Overall the novel is a fairly well written piece, but also very much conventional, most especially in the “Historical Notes”, but even during sequences which narrative disjunction is employed, as Offred’s narrative floats between her past experiences and memories in the world before, and her present tense. The “Historical Notes” serve to complicate the novel (though it is within the “Historical Notes” that Atwood references a cassette titled “Twisted Sister: Live At Carnegie Hall”, they only laugh-out-loud moment of the novel). In this part of the narrative it is revealed that the text was transcribed from a series of audio tapes, but since the work is written in present-tense, first-person, and Offred never had an audio recorder, this simply confuses the issue as it would not have been possible for Offred to record the narrative. Inconsistencies like this, coupled with the uninspired additions to the English vocabulary, common Latin phrases, and the trivializing of the male, working-class experience, dilute the value of the work overall. No doubt Offred’s actual husband, and her lover Nick, both felt vulnerable and disempowered and though this need not be the central point of the novel, it could have served as an entry point for male readers to relate to the female protagonist. Instead of expanding the Orwellian tradition, Atwood polarizes its flaws, suggesting that it is the feminist struggle against patriarchy that propels history (where Orwell suggests it is the class struggle).
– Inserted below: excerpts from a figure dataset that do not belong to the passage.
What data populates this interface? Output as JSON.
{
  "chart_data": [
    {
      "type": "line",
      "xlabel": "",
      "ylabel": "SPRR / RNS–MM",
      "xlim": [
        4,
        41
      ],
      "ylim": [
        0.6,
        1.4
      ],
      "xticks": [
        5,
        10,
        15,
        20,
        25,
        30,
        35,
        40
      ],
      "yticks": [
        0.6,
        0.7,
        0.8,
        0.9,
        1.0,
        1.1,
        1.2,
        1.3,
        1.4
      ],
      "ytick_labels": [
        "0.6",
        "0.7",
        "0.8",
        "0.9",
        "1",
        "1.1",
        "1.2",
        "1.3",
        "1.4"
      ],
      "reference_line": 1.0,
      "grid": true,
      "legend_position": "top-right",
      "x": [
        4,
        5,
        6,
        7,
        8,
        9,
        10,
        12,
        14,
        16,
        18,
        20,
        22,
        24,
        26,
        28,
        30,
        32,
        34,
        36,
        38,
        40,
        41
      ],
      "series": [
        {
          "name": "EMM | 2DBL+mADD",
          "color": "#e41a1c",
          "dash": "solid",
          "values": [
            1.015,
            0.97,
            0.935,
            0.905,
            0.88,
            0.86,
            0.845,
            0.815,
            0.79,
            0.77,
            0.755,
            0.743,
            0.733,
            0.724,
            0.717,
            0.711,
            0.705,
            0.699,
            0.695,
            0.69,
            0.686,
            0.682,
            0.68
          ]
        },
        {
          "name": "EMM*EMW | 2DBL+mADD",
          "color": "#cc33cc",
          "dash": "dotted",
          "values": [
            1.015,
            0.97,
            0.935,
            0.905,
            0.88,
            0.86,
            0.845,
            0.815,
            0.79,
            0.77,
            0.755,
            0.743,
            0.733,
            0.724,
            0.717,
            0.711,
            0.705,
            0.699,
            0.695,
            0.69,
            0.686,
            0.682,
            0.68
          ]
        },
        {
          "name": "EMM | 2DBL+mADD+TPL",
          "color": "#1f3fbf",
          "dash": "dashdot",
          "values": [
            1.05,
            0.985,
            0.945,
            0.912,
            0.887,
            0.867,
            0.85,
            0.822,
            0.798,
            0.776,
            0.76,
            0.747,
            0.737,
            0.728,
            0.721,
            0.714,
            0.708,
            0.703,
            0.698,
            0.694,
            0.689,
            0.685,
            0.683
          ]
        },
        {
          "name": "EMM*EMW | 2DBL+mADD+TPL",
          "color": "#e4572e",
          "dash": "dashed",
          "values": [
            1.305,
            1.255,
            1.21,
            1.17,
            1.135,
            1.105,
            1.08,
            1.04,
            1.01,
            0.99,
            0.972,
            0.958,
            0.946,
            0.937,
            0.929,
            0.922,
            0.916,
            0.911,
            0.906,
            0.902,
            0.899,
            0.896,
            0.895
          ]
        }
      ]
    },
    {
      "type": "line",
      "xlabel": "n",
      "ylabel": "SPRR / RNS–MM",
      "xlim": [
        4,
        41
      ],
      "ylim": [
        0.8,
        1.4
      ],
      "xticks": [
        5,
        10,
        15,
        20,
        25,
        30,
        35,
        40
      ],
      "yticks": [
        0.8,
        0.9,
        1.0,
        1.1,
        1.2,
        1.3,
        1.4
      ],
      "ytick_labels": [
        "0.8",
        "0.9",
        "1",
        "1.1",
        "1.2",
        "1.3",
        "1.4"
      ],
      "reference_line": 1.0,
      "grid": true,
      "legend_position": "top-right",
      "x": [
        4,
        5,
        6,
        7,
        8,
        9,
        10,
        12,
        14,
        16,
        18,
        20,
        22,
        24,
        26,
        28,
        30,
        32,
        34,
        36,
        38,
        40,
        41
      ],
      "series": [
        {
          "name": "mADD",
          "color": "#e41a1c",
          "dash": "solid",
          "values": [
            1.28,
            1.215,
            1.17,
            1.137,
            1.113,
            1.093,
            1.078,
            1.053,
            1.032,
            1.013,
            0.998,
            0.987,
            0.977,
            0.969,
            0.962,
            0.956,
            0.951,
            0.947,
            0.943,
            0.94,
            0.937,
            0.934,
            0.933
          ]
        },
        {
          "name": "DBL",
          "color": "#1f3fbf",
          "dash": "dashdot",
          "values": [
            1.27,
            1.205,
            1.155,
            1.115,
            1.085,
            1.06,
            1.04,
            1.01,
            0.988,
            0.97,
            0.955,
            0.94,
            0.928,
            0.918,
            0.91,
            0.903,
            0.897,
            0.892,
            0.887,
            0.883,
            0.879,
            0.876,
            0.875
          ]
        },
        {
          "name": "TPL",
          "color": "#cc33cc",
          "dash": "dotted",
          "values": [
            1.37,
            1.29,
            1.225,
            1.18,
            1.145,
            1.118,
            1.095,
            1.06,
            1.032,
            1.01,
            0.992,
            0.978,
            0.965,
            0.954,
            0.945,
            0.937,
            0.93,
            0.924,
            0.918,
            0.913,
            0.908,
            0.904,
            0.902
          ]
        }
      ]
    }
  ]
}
Had Atwood, like Orwell, acknowledged that the working-class is oppressed as a whole and then simply focused on the female experience, the novel would have brought a fresh face to the Orwellian tradition, but instead the novel ends up reading like it was written by an undergrad who has recently been introduced to feminism, read an article about the effect of Agent Orange and other weapons of mass destruction on the human reproductive system, learned a little Latin and was told that adding “comp” in front of random nouns to imply they are computerized will prevent the work from sounding dated in the future. That’s not to say its not worth reading, if you are interested in feminist literature, or are a patriotic Canadian who likes to support Canadian born authors, or even if you just like to read a conventional narrative then A Handmaid’s Tale should serve your purpose, but to call it a feminist version of 1984 is an insult to the Orwellian tradition.